As such, the senator has asked Zuckerberg to answer seven questions before November 3:
-
What information does Meta have access to or receive directly from the Meta Pixel, either currently or previously?
-
How does Meta store information received through the Meta Pixel?
-
Has information Meta received from the Meta Pixel ever been used to inform targeted advertisements on Meta’s platforms?
-
How does Meta handle sensitive information that it receives from third parties that violate its business guidelines?
-
What steps is Meta taking to safeguard sensitive health information, particularly with third-party vendors? Since the release of The Markup’s report in June, what additional steps have been taken?
-
According to the report released by the New York State Department of Financial Services last year, Meta stated that the filtering system was “not yet operating with complete accuracy.” What improvements have been made to make the filtering system more effective? How is Meta testing and evaluating the filtering system’s ability to identify sensitive health information?
-
Where required by law, does Meta always comply with any and all notification requirements when the Meta Pixel handles or transmits protected information, in the manner and time required by such laws?
THE LARGER TREND
Sen. Warner’s letter comes the same week as news emerged of a potential data breach at Illinois- and Wisconsin-based Advocate Aurora Health that reportedly involved pixel-tracking technology. The breach could affect as many as 3 million people.
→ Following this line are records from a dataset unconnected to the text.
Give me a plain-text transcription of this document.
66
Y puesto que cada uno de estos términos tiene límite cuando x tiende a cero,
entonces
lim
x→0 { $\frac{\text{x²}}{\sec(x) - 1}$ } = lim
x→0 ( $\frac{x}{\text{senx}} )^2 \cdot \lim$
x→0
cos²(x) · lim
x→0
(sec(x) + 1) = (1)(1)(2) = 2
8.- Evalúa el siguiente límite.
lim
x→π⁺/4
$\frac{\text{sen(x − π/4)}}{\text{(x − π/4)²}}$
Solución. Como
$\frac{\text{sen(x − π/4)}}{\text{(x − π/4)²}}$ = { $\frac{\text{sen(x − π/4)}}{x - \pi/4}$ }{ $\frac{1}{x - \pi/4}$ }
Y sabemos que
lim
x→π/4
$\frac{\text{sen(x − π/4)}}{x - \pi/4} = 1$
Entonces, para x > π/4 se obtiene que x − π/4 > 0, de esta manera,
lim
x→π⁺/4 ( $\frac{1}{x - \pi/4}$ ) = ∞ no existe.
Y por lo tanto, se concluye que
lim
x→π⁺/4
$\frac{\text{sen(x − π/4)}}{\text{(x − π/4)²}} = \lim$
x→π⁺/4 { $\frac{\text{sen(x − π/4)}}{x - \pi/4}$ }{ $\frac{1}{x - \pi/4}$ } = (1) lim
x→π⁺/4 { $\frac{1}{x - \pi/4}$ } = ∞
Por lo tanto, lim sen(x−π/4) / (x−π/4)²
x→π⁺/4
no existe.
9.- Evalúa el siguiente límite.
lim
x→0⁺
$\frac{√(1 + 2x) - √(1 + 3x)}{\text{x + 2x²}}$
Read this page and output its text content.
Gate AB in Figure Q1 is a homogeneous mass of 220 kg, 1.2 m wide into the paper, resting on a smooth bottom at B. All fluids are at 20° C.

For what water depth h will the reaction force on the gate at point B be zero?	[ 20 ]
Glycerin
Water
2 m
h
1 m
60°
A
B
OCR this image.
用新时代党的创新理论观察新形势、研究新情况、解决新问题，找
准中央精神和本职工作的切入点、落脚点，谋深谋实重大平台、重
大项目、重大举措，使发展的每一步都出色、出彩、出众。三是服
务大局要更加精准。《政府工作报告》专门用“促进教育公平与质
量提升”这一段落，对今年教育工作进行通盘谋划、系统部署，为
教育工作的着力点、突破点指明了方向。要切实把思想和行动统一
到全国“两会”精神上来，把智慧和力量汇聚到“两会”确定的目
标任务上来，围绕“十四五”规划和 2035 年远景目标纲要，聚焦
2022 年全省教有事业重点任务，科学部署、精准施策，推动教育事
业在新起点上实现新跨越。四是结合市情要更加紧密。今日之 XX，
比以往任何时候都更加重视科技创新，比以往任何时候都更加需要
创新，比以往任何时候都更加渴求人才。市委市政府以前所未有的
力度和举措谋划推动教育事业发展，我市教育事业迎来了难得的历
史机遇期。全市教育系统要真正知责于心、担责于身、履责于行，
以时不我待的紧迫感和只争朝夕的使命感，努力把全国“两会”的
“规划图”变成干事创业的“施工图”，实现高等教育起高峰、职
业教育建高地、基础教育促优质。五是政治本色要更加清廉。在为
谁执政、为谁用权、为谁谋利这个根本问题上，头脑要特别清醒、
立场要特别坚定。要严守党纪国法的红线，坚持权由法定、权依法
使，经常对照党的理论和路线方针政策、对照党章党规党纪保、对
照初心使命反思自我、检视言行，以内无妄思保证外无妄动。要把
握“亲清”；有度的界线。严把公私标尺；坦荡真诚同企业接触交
“We learned that pixels or similar technologies installed on our patient portals available through MyChart and LiveWell websites and applications, as well as on some of our scheduling widgets, transmitted certain patient information to the third-party vendors that provided us with the pixel technology,” said Advocate Aurora officials in a notice of data breach .
They told patients that different users may have been affected in different ways, depending on “their choice of browser; the configuration of their browsers; their blocking, clearing or use of cookies; whether they have Facebook or Google accounts; whether they were logged into Facebook or Google; and the specific actions taken on the platform by the user.”
In response, the health system has “disabled and/or removed the pixels from our platforms and launched an internal investigation to better understand what patient information was transmitted to our vendors.”
Warner has prioritized patient protections around user data and privacy, and has introduced bipartisan legislation on Capitol Hill, the 2019 DASHBOARD Act, which aims to increase transparency around data collection.
Other bills he’s cosponsored include the 2021 DETOUR Act, which would prohibit companies such as Meta from using so-called “dark patterns” to manipulate users into sharing their data.
And the 2021 Public Health Emergency Privacy Act would strengthen safeguards and data security rights around contact tracing, home testing, online appointment booking and more.
ON THE RECORD
“I am troubled by the recent revelation that the Meta Pixel was installed on a number of hospital websites – including password-protected patient portals – and sending sensitive health information to Meta when a patient scheduled an appointment online,” wrote Sen. Warner.
“This data included highly personal health data, including patients’ medical conditions, appointment topics, physician names, email addresses, phone numbers, IP addresses, and other details about patients’ medical appointments.”
In a new era of telehealth and virtual care, patient-generated health data, digital therapeutics and other consumer-focused innovations, such concerns are very real, he said.
“As we increasingly move healthcare online, we must ensure there are strong safeguards in place surrounding the use of these technologies to protect sensitive health information,” said Warner.